Question

Derive the expression for the work done in a volume change in a thermodynamic system.

Answer 1

Work done in volume changes: Consider a gas contained in the cylinder fitted with a movable piston. Suppose the gas is expanded quasi-statically by pushing the piston by a small distance dx. Since the expansion occurs quasi-statically the pressure, temperature and internal energy will have unique values at every instant.

         Work done by the gas

The small work done by the gas on the piston

dW = Fdx ….........(1)

The force exerted by the gas on the piston F = PA.

Here A is the area of the piston and P is the pressure exerted by the gas on the piston.

Equation (1) can be rewritten as Work done by the gas

dW = PA dx …..........(2)

But Adx = dV= change in volume during this expansion process.

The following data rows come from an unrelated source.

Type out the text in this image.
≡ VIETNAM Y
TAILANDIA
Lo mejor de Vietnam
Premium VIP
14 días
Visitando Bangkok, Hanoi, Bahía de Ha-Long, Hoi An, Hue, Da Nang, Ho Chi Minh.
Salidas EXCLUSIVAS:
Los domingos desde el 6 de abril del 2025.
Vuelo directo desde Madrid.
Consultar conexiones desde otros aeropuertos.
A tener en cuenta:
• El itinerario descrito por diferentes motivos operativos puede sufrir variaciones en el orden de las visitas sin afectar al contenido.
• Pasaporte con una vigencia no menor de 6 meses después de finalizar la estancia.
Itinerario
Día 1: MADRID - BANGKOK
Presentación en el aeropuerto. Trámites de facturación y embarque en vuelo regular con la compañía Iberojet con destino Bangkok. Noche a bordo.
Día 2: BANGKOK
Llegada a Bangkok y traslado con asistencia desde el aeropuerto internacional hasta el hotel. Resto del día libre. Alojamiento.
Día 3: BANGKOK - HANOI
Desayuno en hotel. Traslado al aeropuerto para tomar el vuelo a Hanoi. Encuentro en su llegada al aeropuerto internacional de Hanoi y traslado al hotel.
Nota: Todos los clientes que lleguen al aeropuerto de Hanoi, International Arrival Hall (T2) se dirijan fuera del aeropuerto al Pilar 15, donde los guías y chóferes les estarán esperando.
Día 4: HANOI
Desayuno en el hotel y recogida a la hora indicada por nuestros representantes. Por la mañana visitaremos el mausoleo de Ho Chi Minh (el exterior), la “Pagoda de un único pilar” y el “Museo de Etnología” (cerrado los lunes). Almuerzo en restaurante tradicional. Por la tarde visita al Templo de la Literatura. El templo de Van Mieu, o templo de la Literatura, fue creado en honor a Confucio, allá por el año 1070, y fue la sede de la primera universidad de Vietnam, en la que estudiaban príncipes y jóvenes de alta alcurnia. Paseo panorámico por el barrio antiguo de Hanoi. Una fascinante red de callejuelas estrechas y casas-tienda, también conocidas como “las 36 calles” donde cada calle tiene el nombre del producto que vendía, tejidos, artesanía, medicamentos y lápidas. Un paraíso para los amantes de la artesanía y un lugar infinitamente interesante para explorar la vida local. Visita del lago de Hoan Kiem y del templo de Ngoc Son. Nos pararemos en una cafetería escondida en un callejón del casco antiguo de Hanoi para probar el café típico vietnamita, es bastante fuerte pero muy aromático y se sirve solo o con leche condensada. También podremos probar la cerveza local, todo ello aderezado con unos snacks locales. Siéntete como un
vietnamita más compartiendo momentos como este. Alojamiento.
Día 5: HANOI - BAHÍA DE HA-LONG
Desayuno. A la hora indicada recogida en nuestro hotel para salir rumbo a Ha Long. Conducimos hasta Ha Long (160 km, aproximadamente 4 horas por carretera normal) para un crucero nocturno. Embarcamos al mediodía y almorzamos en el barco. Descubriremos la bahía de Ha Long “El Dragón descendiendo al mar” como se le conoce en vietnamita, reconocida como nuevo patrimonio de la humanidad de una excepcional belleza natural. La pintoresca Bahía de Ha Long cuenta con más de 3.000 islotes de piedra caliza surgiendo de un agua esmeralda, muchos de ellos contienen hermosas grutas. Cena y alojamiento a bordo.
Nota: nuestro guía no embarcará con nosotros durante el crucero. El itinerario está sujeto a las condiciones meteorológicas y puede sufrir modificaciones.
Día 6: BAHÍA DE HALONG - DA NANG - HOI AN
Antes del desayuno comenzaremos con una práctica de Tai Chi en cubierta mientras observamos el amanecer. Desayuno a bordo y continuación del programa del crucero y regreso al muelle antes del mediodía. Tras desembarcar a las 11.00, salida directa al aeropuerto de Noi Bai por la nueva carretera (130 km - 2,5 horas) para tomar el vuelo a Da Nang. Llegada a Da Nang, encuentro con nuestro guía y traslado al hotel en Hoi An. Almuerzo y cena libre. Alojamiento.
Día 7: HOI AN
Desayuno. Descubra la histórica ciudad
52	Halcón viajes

So the small work done by the gas during the expansion is given by

dW = PdV .........….(3)

dV is positive since the volume is increased. Here, dW is positive.

In general, the work done by the gas by increasing the volume from V_i to V_f is given by

W = `int_("V"_"i")^("V"_"f") "PdV"` ..........(4)

Suppose if the work is done on the system, then V_i > V_f. Then, W is negative.

Note here the pressure P is inside the integral in equation (4). It implies that while the system is doing work, the pressure need not be constant. To evaluate the integration we need to first express the pressure as a function of volume and temperature using the equation of state.